En approuvant cette politique, le conseil d’administration n’a pas fait mention du licenciement, en septembre, de Melissa McCoul, maître de conférences au département d’anglais de l’université Texas A&M, à la suite de la diffusion d’une vidéo où on la voyait s’opposer à une étudiante au sujet de l’enseignement de l’identité de genre dans un cours de littérature jeunesse.
Ce licenciement faisait suite à des pressions politiques exercées par des élus républicains, dont le gouverneur Greg Abbott.
Peu après le licenciement de Mme McCoul, le président de l'université Texas A&M de l'époque, Mark A. Welsh III, a démissionné. Il n'a pas donné de raison à sa démission, mais lui et l'université avaient subi des pressions et des critiques politiques, notamment de la part d'Abbott, après la diffusion de la vidéo sur les réseaux sociaux.
Leonard Bright, président de la section Texas A&M de l'Association américaine des professeurs d'université (AAUP), estime que l'affaire McCoul a ouvert la voie à la mise en place de cette politique au sein du système universitaire.
«Notre rôle est d'enseigner les faits, d'enseigner la vérité, et si (…) nous devons nous baser sur l'approbation de certains, qui pourrait très bien être motivée par des considérations politiques, alors la vérité n'existe plus», a déclaré M. Bright, professeur à la Bush School of Government and Public Service de Texas A&M, à l'Associated Press avant la réunion.

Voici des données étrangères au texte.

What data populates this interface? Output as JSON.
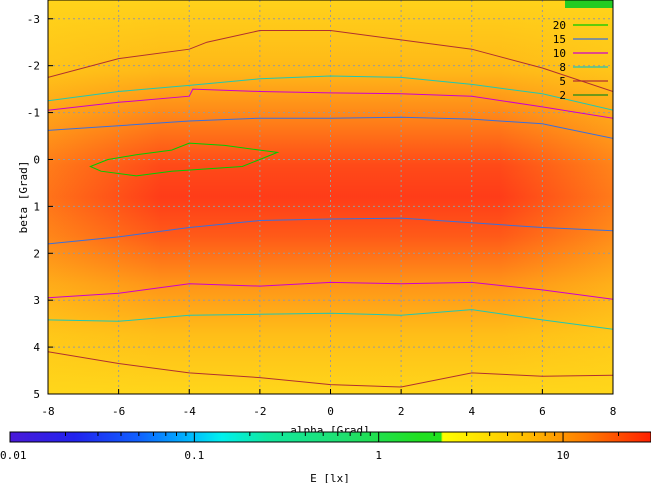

Lors de la réunion de jeudi, huit professeurs et chargés de cours de Texas A&M, dont M. Bright, se sont prononcés contre cette politique, et plusieurs ont appelé le conseil d'administration à réintégrer Mme McCoul.
Deux professeurs de l'université A&M se sont prononcés en faveur de cette politique, dont Adam Kolasinski, du département de finance, qui a déclaré ne pas croire qu'elle violait la liberté académique et que «la liberté académique ne signifie pas qu'on peut enseigner tout ce qu'on veut».
Le régent Sam Torn a avancé que cette politique était mise en place pour «garantir que nous éduquons, et non que nous défendons des idées».
Une loi texane, entrée en vigueur le 1er septembre, interdit aux écoles primaires et secondaires du Texas d'enseigner l'orientation sexuelle ou l'identité de genre. Cette loi ne s'applique pas aux universités et autres établissements d'enseignement supérieur.
L'université Texas A&M est située à College Station, à environ 153 kilomètres au nord-ouest de Houston.